There is no doubt that the administration of Governor Ayade has been punching above its weight.
With regular and prompt payment of salaries without fail, the governor equally has his hands on several Industrialization projects with cost implications running into billions of naira.
Projects such as the cocoa processing factory in Ikom, with 30,000 metric tons capacity,o the rice seedling and seedling plant in Calabar and the automated rice mill in Ogoja, the garment factory in Calabar and Calabar Pharmaceutical Company, have incredible potential to turn the economy around.
Others industries also being set up across the 18 Local Government Areas include the Piles, Pylons and Poles factory in Akamkpa Local Government Area, Toothpick Factory in Yakur Local Government Area, the Poultry and Feedmill Industry in Obubra Local Government Area and among others.
Besides his revolutionary strides in the cocoa value chain, Ayade also has his in hands in the plough to create value addition in rice production.
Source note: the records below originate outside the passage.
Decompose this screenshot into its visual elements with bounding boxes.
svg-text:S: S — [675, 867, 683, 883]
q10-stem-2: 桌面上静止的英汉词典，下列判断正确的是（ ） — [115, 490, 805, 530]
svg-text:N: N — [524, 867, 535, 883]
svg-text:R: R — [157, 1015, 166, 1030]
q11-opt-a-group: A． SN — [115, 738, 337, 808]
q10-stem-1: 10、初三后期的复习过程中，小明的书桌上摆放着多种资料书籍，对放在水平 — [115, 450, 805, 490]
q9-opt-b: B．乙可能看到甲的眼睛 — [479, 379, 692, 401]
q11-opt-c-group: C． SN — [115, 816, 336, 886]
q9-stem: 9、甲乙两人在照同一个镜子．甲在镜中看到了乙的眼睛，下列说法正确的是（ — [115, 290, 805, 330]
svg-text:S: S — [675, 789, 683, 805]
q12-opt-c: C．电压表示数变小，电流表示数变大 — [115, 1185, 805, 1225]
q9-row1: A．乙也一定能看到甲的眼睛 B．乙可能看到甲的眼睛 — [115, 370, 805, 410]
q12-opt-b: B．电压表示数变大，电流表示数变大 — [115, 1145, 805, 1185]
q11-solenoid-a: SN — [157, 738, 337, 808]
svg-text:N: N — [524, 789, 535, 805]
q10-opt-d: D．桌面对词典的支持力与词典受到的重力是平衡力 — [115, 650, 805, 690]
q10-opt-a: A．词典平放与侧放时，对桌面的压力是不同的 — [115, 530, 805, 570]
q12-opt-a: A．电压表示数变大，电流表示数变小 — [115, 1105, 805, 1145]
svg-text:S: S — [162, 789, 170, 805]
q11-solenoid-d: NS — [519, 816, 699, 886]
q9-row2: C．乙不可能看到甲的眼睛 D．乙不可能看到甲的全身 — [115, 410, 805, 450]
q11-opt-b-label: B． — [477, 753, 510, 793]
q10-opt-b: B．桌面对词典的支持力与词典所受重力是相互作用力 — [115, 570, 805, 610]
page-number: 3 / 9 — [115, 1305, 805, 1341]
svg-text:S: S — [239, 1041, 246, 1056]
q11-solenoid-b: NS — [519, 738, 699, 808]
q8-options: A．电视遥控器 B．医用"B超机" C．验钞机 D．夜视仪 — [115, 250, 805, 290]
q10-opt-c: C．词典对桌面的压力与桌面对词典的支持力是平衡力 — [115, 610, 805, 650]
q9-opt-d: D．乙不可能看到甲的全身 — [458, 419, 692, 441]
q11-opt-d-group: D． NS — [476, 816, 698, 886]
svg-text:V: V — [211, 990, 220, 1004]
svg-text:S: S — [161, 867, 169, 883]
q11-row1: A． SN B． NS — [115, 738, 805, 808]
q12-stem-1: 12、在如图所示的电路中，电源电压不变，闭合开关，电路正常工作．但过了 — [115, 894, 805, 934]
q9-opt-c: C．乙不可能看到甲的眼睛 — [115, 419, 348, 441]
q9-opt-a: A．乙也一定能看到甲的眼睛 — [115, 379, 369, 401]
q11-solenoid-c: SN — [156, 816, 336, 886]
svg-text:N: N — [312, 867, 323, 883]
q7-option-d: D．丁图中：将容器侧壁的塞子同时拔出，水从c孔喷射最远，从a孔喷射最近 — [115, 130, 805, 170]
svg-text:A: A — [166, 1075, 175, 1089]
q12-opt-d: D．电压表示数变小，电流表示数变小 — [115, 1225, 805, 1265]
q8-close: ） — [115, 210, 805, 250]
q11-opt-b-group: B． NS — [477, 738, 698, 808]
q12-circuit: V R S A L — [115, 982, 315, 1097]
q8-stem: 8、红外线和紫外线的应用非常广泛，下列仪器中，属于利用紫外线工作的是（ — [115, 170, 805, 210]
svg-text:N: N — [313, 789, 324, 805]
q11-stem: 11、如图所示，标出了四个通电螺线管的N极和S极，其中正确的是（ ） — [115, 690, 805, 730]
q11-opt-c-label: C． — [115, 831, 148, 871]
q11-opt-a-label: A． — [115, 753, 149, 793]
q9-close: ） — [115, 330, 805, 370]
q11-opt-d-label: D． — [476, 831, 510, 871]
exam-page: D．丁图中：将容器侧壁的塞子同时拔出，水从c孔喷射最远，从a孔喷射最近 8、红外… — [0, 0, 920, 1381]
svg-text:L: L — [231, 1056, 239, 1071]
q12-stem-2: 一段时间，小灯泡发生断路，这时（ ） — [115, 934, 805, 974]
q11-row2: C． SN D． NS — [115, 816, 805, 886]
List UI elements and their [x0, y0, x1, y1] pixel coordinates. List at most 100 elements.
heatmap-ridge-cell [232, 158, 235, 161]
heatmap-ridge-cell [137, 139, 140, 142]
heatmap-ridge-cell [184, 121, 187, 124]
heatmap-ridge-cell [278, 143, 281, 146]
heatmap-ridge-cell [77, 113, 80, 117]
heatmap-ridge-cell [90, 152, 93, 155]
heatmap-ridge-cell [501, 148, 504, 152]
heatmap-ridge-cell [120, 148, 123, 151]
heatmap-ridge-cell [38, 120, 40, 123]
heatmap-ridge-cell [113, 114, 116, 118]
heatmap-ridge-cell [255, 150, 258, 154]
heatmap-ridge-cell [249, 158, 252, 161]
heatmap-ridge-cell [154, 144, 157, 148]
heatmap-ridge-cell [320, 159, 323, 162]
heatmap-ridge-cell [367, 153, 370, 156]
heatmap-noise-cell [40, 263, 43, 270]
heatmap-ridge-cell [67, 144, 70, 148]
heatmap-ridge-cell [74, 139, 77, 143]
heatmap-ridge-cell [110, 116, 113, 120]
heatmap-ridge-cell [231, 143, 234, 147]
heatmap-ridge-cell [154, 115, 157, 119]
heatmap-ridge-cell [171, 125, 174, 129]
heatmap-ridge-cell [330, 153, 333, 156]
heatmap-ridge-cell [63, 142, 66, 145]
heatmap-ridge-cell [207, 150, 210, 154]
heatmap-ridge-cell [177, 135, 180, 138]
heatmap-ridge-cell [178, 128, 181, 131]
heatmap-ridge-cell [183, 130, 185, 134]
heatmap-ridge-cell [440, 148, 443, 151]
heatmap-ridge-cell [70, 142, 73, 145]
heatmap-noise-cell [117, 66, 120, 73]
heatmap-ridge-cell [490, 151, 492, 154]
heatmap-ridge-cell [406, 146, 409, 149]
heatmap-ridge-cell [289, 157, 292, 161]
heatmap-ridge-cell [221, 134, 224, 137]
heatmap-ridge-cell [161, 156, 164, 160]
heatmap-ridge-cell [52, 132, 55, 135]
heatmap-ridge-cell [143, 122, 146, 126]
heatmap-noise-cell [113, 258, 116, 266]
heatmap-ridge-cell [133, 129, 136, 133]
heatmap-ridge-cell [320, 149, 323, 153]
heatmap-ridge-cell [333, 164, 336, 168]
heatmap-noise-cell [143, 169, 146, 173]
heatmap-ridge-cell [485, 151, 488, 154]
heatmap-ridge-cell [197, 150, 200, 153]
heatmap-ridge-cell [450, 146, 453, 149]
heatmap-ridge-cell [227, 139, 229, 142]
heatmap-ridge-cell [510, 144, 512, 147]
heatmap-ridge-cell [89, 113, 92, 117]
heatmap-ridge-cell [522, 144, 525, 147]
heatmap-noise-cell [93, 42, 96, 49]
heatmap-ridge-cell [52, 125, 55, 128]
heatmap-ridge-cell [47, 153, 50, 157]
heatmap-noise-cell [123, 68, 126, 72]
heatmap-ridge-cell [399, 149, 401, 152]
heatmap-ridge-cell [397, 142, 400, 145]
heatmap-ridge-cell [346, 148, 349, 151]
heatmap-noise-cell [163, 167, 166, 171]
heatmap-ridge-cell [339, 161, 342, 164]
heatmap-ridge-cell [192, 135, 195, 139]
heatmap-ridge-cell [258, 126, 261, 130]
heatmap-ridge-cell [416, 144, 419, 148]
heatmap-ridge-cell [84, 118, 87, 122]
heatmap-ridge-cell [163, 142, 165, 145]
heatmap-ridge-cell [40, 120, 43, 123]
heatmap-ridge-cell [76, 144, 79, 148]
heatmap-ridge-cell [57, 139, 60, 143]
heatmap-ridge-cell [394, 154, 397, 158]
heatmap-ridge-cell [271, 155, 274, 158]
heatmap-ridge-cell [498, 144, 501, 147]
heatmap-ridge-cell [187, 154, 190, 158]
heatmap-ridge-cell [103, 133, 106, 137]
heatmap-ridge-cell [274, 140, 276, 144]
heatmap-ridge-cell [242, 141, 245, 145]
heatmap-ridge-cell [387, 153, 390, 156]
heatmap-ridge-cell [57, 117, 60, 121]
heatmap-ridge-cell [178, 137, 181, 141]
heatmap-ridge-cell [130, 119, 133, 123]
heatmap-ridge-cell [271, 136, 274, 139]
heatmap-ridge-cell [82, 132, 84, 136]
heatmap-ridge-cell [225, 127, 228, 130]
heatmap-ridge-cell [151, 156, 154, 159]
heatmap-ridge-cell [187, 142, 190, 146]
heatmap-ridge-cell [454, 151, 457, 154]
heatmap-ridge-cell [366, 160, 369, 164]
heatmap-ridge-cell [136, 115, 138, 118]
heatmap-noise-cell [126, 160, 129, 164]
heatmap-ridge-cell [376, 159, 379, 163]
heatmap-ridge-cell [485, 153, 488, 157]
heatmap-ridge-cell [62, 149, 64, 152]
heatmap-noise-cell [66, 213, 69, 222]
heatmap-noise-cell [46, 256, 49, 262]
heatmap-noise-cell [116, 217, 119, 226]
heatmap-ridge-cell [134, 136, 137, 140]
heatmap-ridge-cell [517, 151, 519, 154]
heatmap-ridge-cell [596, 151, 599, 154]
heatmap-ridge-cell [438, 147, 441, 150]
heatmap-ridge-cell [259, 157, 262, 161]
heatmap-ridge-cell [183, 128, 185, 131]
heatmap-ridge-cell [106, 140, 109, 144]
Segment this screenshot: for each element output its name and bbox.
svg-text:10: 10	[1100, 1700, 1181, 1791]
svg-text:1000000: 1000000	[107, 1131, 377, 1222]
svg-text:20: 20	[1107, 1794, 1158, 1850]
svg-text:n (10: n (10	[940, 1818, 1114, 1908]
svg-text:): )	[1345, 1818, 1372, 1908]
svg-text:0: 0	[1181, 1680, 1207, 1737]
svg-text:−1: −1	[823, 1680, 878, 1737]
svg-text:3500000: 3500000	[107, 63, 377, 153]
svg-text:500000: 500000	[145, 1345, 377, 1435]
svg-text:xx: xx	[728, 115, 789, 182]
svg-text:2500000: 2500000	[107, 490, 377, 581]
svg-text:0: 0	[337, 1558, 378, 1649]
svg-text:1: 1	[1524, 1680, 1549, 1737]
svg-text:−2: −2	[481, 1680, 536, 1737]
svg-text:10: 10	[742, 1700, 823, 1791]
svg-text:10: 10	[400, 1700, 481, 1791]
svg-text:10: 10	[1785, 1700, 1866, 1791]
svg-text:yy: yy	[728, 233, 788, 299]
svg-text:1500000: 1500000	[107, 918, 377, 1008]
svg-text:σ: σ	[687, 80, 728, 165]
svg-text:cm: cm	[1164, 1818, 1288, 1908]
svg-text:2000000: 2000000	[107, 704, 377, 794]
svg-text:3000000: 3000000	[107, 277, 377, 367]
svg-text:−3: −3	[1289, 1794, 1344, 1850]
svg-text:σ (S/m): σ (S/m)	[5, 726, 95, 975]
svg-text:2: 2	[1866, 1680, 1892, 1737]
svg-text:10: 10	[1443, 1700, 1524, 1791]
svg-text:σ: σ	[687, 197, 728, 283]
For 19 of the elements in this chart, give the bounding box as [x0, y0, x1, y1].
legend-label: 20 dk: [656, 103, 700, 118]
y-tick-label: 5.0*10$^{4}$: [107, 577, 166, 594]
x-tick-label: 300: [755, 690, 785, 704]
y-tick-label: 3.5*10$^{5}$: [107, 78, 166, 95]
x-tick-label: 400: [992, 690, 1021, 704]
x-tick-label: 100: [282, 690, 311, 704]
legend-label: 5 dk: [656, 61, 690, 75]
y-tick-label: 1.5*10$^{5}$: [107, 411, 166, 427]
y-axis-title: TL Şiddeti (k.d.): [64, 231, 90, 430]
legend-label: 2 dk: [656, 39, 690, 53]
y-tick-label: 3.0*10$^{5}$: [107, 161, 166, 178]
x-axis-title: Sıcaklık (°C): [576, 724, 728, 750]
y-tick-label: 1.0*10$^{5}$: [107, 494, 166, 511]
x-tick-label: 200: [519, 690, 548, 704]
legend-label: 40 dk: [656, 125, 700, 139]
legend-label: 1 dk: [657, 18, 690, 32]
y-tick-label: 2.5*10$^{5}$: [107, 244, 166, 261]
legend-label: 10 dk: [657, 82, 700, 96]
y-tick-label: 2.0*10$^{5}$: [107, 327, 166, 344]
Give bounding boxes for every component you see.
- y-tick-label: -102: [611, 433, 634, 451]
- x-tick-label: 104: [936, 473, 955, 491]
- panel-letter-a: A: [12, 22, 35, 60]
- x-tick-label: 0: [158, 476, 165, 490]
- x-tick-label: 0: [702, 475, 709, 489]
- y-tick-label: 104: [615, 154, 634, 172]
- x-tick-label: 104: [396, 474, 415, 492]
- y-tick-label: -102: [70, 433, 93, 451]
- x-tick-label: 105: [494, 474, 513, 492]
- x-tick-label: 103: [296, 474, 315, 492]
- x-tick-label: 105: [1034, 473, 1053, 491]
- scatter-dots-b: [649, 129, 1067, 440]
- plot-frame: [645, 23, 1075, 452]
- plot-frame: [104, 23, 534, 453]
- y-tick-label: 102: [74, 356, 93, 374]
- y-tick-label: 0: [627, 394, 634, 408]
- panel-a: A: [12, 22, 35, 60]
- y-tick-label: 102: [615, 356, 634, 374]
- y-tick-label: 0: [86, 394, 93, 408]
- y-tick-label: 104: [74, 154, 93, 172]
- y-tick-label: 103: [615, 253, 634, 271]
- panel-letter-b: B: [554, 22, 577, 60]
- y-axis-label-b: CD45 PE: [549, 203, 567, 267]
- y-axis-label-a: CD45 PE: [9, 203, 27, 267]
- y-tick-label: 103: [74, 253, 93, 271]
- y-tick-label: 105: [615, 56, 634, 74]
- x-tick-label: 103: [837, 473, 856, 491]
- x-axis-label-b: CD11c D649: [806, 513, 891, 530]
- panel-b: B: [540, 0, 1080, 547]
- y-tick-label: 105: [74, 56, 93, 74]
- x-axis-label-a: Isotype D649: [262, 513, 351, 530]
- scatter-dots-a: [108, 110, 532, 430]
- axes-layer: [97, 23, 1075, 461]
This is in keeping to President Mohammadu Buhari's zero oil roadmap he espoused very early in the life of his administration, with emphasis on agriculture.
The Governor's revolutionary investment in the development of rice value chain in the state with the establishment of rice farm, rice seed and seedling plant and rice mill will definitely gladden the heart of the President as the initiative is aimed at ensuring food security and sufficiency in Nigeria.
Designed to mass produce seeds, nurture seedlings with disease resistance and high yielding vitamimised rice, the seedling plant is truly revolutionary in rice production.
As the state welcomes the President to town today, for the historic commissioning of the first rice seedling factory in Africa, it is doing so with the satisfaction and realization that this is a governor that has painstakingly not only keyed into his rice revolution policy but also gone a notch higher to translate the President's vision into reality.
And it is expected that after the pomp and glitterati of the commissioning today, the federal government and indeed, the president will offer, by way of acknowledging the governor, incentives to ensure that the plant does not suffer the casualty of lack of patronage. This is the only way to point the way forward for others to emulate the Ayade's I can do it spirit.